Bij deze beoordeling wordt volgens het Sociaal Plan in ieder geval gebruik gemaakt van motivatie en cv van de werkneemster en een online assessment en een selectiegesprek. De beoordeling hiervan moet op een voldoende objectieve wijze plaatsvinden.
Passende functie?
Vaststaat dat de werkneemster op 17 november 2021 heeft gesolliciteerd naar de functie programmaondersteuner. Zij stelt dat deze functie beschouwd kan worden als een passende functie gelet op de gevraagde opleidingseisen, ervaring en capaciteiten.
De werkgever voert aan dat voor deze functie een mbo-opleiding is vereist en de werkneemster daarover niet beschikt en een dergelijke opleiding evenmin binnen twaalf maanden voor bij- of omscholing van de CAO NU kan worden behaald.
Daarnaast ligt de nadruk bij de functie van programmaondersteuner meer op taken op financieel en administratief gebied en de werkneemster beschikt ook niet over kennis en kunde op financieel gebied. Verder is de functie ook niet passend gelet op de uitslag van de sollicitatieprocedure. Vooraf is vastgesteld wanneer een kandidaat voldoende geschikt zou worden bevonden, namelijk als deze voor het assessment een 6 of hoger scoort. De werkneemster kwam niet hoger dan een 5.2.

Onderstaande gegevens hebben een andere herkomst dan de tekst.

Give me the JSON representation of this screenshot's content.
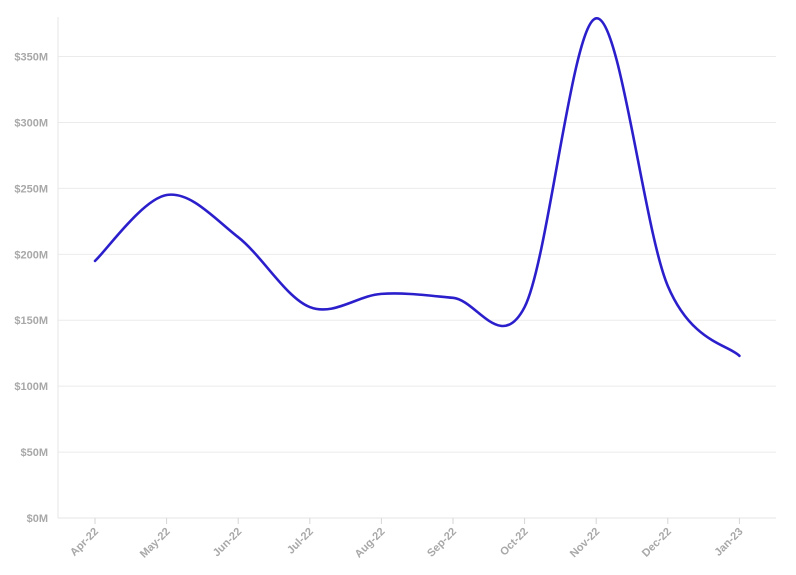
{
  "chart_data": {
    "type": "line",
    "title": "",
    "xlabel": "",
    "ylabel": "",
    "categories": [
      "Apr-22",
      "May-22",
      "Jun-22",
      "Jul-22",
      "Aug-22",
      "Sep-22",
      "Oct-22",
      "Nov-22",
      "Dec-22",
      "Jan-23"
    ],
    "x_ticks": [
      "Apr-22",
      "May-22",
      "Jun-22",
      "Jul-22",
      "Aug-22",
      "Sep-22",
      "Oct-22",
      "Nov-22",
      "Dec-22",
      "Jan-23"
    ],
    "y_ticks": [
      "$0M",
      "$50M",
      "$100M",
      "$150M",
      "$200M",
      "$250M",
      "$300M",
      "$350M"
    ],
    "ylim": [
      0,
      380
    ],
    "grid": "horizontal",
    "line_color": "#2b1fcc",
    "series": [
      {
        "points": [
          {
            "x": "2022-04-01",
            "y": 195
          },
          {
            "x": "2022-05-01",
            "y": 245
          },
          {
            "x": "2022-06-01",
            "y": 213
          },
          {
            "x": "2022-07-01",
            "y": 160
          },
          {
            "x": "2022-08-01",
            "y": 170
          },
          {
            "x": "2022-09-01",
            "y": 167
          },
          {
            "x": "2022-10-01",
            "y": 160
          },
          {
            "x": "2022-11-01",
            "y": 379
          },
          {
            "x": "2022-12-01",
            "y": 176
          },
          {
            "x": "2023-01-01",
            "y": 123
          }
        ]
      }
    ]
  }
}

Volgens de werkgever staat hiermee voldoende vast dat zij niet geschikt is voor de betreffende functie. Tot slot is uit de selectieprocedure naar voren gekomen dat op competenties en intelligentie de werkneemster onder de norm heeft gescoord en dat mevrouw zich ook niet meer zal gaan ontwikkelen.
Waarom niet passend?
De kantonrechter volgt de werkgever niet in het verweer dat deze functie niet als passend kan worden gekwalificeerd. De gestelde MBO-diploma-eis voor de functie is een formalistische insteek van de werkgever en ook kortzichtig. De werkneemster heeft volgens haar functioneringsverslagen altijd naar tevredenheid gewerkt op MBO-niveau en dit al ruim 42 jaar bij de werkgever. Die werkervaring zou meer moeten betekenen dan de enkele diploma-eis.
Wat de uitslag van het assessment betreft begrijpt de kantonrechter dat er een norm is gehanteerd om een objectieve vergelijking te kunnen maken met andere kandidaten. Deze objectivering is alleszins te rechtvaardigen indien er beperkte plekken beschikbaar zijn, waarbij de ‘meest geschikte’ kandidaat de voorrang zou verdienen.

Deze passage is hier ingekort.